Arguably Stanford's most impressive win of the 2010 season was against #15 Arizona, a 42-17 pummeling of the Wildcats. The Cardinal never looked backed after jumping out to a 21-3 first half lead as Stanford maintained a comfortable 18-25 point separation throughout the second half. In 2010 Arizona held teams to an average of 343.25 yards (37th) and 21.58 points (33rd), Stanford gained 510 yards and held the ball for 37:03. Their defense surrendered yards (428), but made plays when they had to in order to keep points off the board.
Below is a breakdown of some game changing/interesting plays that caught my eye.
Stanford set the tone for the entire game with a well executed, forceful touchdown blow to Arizona's neck on their first possession by way of a play action touchdown pass to Chris Owusu.
After motioning, Stanford lines up in an offset I look. Arizona loads the box and defends with 8 men leaving their corners in one-on-one coverage with safety support over the top.
As soon as this ball is snapped the Arizona defense moves too quickly towards the line of scrimmage. The play fake suckered the linebackers in and kept the corners eyes' in the backfield. Up until this point Stanford has only run the ball once out of five plays; on reputation alone Arizona must respect the run.
The simple thing about this play is it's only a two man route: a Streak at the bottom and an In at the top. Chris Owusu is running the Streak and does an excellent job selling the Curl about 10 yards into the route to shake the corner free before jetting down the field.
Luck loads up and...
Here's Stanford running another zone read on another critical down (as was pointed out last week).
Owusu is lined up at flanker.
He motions behind Luck to become the pitch man, a nice little wrinkle.
Luck would later run another zone read on 3rd down, keeping the ball himself and picking up the first.
Then in the red zone Stanford would play off their tendency to run the zone read in crucial situations and have their brilliant play calling rewarded with a touchdown.
Owusu comes in motion again, across the formation from the slot.
Luck moves out to his right...
...Then stops short and shovels the ball to Tyler Gaffney.
It's an all too easy touchdown.
The bottom line is, as much as a defense must defend Luck's arm they need to know his legs aren't too shabby either and he can run at any time.
And now, here are other observations I had while watching the game:
- Andrew Luck cuts the meat, pretty much every ball he threw hit his receiver in stride and on the money.
- In the 3-4 OLB Chase Thomas (6-4 239) played a lot of snaps with his hand on the ground.
- Like against Oregon, the defense missed a lot of tackles in the open field.
- Given that Stanford runs a base 3-4, the down linemen don't stunt on non-blitz plays as much as you might expect. When they do, they seem to favor twisting their two down inside linemen or bringing an end through the A-gap. Most of the time they just slant the line.

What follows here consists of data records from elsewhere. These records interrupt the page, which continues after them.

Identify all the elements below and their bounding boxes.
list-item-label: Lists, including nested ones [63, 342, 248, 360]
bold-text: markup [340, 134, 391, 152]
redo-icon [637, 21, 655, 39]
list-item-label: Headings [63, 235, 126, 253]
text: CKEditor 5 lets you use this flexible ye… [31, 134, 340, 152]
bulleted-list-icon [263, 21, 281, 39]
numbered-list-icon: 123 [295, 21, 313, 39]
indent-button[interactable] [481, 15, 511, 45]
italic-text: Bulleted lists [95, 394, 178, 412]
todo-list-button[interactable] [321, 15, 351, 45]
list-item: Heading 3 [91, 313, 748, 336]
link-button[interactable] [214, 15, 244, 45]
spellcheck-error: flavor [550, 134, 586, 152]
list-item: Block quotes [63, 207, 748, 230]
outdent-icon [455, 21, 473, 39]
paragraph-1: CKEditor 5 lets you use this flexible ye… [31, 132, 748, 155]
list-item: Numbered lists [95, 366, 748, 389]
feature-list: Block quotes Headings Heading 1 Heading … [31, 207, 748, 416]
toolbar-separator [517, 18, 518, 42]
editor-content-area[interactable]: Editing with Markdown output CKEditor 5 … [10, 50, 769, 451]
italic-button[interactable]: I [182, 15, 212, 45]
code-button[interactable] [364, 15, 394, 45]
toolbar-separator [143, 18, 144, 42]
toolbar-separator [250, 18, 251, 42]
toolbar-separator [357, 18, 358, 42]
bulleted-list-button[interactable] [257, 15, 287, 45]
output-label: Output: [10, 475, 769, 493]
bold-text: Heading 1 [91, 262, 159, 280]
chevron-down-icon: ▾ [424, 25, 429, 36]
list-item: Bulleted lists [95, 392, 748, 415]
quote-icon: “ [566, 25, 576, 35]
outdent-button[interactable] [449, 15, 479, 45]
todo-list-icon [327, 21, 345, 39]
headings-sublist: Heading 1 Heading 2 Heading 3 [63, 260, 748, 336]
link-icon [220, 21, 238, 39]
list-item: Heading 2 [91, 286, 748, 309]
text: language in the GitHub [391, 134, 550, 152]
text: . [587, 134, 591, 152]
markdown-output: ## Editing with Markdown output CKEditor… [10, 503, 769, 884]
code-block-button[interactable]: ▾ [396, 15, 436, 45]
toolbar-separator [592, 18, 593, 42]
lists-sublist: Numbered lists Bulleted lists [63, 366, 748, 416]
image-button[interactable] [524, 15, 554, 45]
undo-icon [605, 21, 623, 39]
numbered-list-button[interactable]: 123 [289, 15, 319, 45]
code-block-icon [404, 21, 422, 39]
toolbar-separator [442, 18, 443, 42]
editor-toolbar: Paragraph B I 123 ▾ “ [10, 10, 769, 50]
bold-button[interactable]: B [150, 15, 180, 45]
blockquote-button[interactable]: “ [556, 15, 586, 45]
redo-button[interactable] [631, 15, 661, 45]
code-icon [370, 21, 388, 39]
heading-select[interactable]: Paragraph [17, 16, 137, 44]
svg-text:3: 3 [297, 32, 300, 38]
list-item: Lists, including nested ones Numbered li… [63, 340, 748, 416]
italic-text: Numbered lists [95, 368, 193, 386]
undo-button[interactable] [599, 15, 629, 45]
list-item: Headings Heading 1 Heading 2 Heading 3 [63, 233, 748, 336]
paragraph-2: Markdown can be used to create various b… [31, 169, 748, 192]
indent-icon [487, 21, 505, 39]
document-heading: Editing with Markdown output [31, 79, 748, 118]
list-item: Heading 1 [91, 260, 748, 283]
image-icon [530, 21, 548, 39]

- Stanford was stopped for very few negative plays, they're always making progress towards a first down.
- Five different running backs got carries, but sophomore Stepfan Taylor and Anthony Wilkerson carried the load. Wilkerson is a true freshman and he looks like he's going to be a stud. He's a beast (6-1 220) that hits the hole square, and can accelerate nicely after impact.
- In addition to catching balls Chris Owusu returns kicks and is sprinkled into the running game. He reminds me of Eddie Royal, which is high praise if you know me at all. I missed mentioning this last week, but he missed the second half of the Oregon game.
- Again, the offensive line dominated. It's a joy to watch them pull around and get out and block in space.
Oh, as if I haven't hyped up Andrew Luck enough, that boy can throw a block too.
The more I watch Stanford the more impressed I become. They play smash-mouth football, pay attention to the details and have proper fundamentals–a product of outstanding and meticulous coaching. In fact, to speak to their discipline, I don't remember them getting flagged for a single personal foul in either the Oregon or Arizona game. In order to win, we are going to need to play smart and keep pace with their offense.